Wednesday, January 22, 2014

Medea and Power

Alexander Reckford
English 126 – Lupton
January 23, 2014

Medea and Power:

In addition to the fairly obvious focus on gender roles in Euripides’ “Medea,” the main point in the play centers on the idea of power. Power is an interesting concept and can come in many different forms. It is an ultimate justification, and an obsession that can drive people mad. After giving up everything to help him find the Golden Fleece and attain power and influence, Jason abandons Medea – his wife and the mother of his two kids – to elevate his power further by marrying the daughter of King Creon. While it seems as though Jason holds all of the power in the play since he is the one marrying into the royal family, abandoning Medea and calling all of the shots, it is Medea who holds the true power in the end. Despite being exiled and lacking political or social influence, Medea has the ability to take away everything that Jason loves. By murdering her own children, Medea proves that she is willing to do anything and go to any length to hold true power over Jason in the form of everlasting revenge. Lines 1332-1344 show the argument that ensues between Jason and Medea after Jason discovers Medea murdered their children:

Medea: So now you may call me a monster, if you wish,
A Scylla housed in the caves of the Tuscan sea.
I too, as I had to, have taken hold of your heart.
Jason: You feel the pain yourself. You share in my sorrow
Medea: Yes, and my grief is gain when you cannot mock it.
Jason: O children, what a wicket mother she was to you!
Medea: They died from a disease they caught from their father.
Jason: I tell you it was not my hand that destroyed them.
Medea: But it was your insolence, and your virgin wedding.
Jason: And just for the sake of that you chose to kill them.
Medea: Is love so small a pain, do you think, for a woman?
Jason: For a wise one, certainly, but you are wholly evil.
Medea: The children are dead. I say this to make you suffer.

            Within this passage, Jason calls Medea “wicked,” and Medea backs her actions by saying that they were used to make Jason “suffer.” These words are key to understanding Medea and her actions.
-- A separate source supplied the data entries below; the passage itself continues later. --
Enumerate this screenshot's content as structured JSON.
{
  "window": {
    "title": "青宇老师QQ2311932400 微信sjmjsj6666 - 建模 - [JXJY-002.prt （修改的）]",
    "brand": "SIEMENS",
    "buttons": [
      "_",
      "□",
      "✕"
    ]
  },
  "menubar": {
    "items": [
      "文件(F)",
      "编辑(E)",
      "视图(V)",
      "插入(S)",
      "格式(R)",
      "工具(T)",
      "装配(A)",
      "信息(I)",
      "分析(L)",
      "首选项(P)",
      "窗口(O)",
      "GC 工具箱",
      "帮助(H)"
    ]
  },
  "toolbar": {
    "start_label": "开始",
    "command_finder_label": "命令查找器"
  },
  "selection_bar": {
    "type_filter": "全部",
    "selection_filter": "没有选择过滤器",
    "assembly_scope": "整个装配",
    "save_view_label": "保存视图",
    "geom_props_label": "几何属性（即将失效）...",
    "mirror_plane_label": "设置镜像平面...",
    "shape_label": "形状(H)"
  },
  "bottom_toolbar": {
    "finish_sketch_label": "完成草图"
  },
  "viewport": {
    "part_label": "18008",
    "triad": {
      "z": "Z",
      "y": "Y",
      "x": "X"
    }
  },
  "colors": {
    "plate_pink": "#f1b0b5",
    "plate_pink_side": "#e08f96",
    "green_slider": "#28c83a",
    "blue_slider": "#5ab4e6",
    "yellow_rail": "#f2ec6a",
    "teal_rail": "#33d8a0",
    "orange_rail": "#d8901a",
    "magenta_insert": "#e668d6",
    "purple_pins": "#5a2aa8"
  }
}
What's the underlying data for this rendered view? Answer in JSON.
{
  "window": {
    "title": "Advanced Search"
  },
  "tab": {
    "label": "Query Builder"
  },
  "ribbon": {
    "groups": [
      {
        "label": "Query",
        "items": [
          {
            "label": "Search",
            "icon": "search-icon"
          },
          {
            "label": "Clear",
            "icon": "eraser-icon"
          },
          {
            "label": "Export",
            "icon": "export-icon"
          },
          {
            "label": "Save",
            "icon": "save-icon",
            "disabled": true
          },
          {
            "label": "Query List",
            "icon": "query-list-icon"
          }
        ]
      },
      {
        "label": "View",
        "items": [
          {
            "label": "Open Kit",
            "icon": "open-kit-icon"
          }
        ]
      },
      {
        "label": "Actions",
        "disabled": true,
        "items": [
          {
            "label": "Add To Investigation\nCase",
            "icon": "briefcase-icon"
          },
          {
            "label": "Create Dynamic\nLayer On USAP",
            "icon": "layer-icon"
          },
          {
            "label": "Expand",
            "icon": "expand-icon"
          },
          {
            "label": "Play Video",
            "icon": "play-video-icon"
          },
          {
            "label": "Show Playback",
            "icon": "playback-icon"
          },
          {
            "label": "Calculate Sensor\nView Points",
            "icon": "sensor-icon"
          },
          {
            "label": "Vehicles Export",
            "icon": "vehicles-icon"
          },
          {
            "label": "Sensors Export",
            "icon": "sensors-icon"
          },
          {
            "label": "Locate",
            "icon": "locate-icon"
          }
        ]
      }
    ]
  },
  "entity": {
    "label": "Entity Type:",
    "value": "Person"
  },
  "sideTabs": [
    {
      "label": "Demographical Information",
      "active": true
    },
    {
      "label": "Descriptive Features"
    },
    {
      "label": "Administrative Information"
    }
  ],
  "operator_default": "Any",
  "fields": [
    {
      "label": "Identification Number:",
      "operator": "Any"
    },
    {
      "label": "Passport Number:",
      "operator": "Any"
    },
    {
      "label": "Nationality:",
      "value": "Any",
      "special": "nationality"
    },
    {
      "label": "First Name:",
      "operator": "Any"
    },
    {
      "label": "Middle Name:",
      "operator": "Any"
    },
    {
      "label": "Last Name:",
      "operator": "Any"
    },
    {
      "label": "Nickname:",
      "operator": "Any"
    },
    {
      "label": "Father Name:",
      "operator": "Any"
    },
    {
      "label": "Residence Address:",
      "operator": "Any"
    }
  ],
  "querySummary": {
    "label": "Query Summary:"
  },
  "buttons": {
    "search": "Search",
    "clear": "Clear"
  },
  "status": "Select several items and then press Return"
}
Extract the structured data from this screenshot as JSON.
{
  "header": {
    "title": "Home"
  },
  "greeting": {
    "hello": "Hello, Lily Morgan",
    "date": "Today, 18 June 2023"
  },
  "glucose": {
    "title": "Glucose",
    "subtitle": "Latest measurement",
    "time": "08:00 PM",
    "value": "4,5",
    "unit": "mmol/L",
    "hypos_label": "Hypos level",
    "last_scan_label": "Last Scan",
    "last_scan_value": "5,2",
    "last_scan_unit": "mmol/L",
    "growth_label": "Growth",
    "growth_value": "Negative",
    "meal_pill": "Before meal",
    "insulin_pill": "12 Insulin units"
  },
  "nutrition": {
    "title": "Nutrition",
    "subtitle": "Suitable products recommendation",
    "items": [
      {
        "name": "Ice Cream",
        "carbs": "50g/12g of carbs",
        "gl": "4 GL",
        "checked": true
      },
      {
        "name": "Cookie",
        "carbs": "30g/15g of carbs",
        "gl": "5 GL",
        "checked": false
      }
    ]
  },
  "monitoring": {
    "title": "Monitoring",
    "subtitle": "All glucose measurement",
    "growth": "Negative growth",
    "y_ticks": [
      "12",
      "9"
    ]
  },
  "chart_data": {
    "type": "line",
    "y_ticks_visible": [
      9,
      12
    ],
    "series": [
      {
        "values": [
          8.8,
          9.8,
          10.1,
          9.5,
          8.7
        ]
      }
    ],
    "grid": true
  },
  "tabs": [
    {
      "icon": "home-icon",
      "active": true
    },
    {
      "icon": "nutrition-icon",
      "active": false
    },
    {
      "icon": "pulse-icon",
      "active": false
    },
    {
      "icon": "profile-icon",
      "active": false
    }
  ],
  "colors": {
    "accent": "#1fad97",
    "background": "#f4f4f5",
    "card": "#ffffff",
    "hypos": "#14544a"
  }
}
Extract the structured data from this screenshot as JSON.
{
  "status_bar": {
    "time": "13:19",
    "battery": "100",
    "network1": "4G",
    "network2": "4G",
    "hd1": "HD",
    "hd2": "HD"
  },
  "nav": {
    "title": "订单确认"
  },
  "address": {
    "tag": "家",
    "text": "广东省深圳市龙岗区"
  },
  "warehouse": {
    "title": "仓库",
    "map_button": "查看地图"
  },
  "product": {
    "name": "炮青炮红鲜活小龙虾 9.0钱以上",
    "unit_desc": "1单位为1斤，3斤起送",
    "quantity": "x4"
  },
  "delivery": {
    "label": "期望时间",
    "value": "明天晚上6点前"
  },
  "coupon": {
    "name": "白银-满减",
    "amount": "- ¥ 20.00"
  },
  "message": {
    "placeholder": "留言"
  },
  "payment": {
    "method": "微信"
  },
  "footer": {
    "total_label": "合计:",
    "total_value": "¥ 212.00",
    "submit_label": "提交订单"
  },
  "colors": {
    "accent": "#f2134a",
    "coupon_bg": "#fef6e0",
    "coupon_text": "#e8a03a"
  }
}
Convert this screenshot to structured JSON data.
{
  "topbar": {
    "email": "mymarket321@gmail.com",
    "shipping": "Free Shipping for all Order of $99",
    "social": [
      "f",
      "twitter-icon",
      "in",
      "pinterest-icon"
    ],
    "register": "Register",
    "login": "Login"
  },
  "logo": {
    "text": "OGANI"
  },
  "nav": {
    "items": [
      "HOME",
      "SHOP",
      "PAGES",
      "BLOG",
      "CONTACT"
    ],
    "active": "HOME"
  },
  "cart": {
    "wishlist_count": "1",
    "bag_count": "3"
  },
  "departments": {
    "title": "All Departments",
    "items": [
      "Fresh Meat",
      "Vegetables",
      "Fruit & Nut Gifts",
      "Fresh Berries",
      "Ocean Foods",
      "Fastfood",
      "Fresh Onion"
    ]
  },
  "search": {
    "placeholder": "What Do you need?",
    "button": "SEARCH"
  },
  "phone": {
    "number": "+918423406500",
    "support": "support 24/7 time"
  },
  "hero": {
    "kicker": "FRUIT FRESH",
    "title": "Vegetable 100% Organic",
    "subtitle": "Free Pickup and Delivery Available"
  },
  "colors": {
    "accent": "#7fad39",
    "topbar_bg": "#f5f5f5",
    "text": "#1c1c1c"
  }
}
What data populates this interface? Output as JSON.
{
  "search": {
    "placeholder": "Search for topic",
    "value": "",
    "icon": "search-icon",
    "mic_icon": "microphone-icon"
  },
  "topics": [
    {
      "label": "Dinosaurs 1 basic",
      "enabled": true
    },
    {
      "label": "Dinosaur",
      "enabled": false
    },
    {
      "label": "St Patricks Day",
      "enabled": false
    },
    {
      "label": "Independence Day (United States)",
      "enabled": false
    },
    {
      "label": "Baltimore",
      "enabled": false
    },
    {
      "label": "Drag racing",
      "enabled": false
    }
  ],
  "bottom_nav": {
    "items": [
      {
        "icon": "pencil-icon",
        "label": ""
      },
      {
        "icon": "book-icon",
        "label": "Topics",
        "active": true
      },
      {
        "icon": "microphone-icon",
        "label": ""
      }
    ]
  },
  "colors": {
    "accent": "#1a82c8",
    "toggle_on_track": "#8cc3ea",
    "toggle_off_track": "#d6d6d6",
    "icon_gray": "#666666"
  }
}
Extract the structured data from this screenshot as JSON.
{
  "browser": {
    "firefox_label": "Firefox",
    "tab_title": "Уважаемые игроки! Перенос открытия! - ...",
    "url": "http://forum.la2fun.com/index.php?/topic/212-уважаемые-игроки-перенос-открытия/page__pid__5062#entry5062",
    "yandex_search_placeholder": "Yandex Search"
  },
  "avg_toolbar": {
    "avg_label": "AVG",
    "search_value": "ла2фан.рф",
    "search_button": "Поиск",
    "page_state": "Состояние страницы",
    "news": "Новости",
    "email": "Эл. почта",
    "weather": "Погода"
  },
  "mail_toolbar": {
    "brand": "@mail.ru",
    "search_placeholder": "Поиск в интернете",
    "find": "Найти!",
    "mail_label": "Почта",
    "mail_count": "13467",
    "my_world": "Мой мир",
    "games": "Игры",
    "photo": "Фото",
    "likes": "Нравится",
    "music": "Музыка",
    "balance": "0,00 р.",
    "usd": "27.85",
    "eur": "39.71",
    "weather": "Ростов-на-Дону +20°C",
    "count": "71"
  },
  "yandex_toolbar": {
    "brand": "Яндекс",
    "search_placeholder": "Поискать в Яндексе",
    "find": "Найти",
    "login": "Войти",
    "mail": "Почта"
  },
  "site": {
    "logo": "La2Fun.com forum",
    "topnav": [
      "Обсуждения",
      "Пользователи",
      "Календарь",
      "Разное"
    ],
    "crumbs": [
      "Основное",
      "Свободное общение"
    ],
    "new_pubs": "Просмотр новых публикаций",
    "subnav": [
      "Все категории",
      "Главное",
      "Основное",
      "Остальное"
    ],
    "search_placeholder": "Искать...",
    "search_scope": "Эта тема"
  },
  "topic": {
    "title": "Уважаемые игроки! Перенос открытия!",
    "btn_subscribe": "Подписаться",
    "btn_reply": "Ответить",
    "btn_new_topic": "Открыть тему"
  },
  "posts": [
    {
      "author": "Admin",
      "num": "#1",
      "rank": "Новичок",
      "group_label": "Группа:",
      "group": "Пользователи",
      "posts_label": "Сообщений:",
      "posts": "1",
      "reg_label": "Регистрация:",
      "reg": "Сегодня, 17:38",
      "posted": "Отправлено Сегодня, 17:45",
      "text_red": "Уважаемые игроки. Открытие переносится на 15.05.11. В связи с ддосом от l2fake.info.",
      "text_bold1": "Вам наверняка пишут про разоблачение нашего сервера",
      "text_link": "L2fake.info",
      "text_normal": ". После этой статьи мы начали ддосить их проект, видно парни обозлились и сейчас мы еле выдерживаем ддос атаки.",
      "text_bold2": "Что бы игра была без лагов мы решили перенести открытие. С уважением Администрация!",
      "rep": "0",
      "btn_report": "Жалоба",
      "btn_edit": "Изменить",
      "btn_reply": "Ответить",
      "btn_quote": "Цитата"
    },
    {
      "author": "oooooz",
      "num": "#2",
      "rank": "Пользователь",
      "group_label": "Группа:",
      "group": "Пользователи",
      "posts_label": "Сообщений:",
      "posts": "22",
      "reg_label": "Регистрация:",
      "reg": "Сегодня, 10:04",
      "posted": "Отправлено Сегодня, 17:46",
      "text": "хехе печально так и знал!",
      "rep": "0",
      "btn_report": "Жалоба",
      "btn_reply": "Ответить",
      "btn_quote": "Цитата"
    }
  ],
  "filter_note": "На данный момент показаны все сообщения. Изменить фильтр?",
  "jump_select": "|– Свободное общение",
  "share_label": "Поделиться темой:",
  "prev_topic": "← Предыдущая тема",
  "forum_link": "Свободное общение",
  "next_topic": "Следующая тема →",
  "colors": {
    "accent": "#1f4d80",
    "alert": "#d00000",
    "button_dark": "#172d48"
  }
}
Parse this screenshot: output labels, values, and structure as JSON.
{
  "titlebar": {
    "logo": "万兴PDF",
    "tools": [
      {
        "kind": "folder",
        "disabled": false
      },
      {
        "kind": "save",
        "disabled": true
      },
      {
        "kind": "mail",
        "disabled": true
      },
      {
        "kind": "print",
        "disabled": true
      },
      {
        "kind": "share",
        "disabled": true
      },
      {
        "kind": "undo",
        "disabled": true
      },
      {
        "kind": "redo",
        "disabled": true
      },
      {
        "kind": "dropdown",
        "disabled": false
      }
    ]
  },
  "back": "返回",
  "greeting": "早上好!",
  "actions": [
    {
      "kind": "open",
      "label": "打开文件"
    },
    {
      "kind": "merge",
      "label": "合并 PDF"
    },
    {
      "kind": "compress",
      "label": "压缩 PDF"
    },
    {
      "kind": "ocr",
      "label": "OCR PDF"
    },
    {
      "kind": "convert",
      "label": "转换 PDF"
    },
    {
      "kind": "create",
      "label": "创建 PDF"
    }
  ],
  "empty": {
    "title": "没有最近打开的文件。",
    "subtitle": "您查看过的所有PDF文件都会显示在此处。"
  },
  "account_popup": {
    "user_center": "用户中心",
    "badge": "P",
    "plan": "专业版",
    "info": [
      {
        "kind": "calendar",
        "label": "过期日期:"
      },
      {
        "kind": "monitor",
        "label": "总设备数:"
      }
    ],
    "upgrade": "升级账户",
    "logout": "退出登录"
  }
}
Jason, as many others would agree, finds Medea “wicked” for murdering her own innocent children for her own selfish desires of revenge. Medea even calls herself a “monster,” but has no qualms about what she did because she is able to make Jason “suffer,” and thus holds the most terrible form of power over him. Euripides chose these words because they evoke strong emotional reactions and demonstrate the extremes Jason and Medea are driven to in search of their own ideas of power.

            When looking at the highlighted section of the play on its own, one loses perspective of the play as a whole. Throughout the play, Euripides portrays Medea as a woman driven to desperation and extreme action in order to maintain some sense of dignity and hold some sort of power over her own life and that of the man who attempted to ruin her. While she eventually embarks upon a terrible and extreme course of action by murdering four people, two of them her own children, she struggled greatly with herself about what to do. This narrow section of the play makes it seem as though she is far more evil, or “wicked,” then I believe her to be. While she was driven to do a terrible thing by her desire for power and revenge over Jason, these few lines make it seem as though the decision was far too easy for her.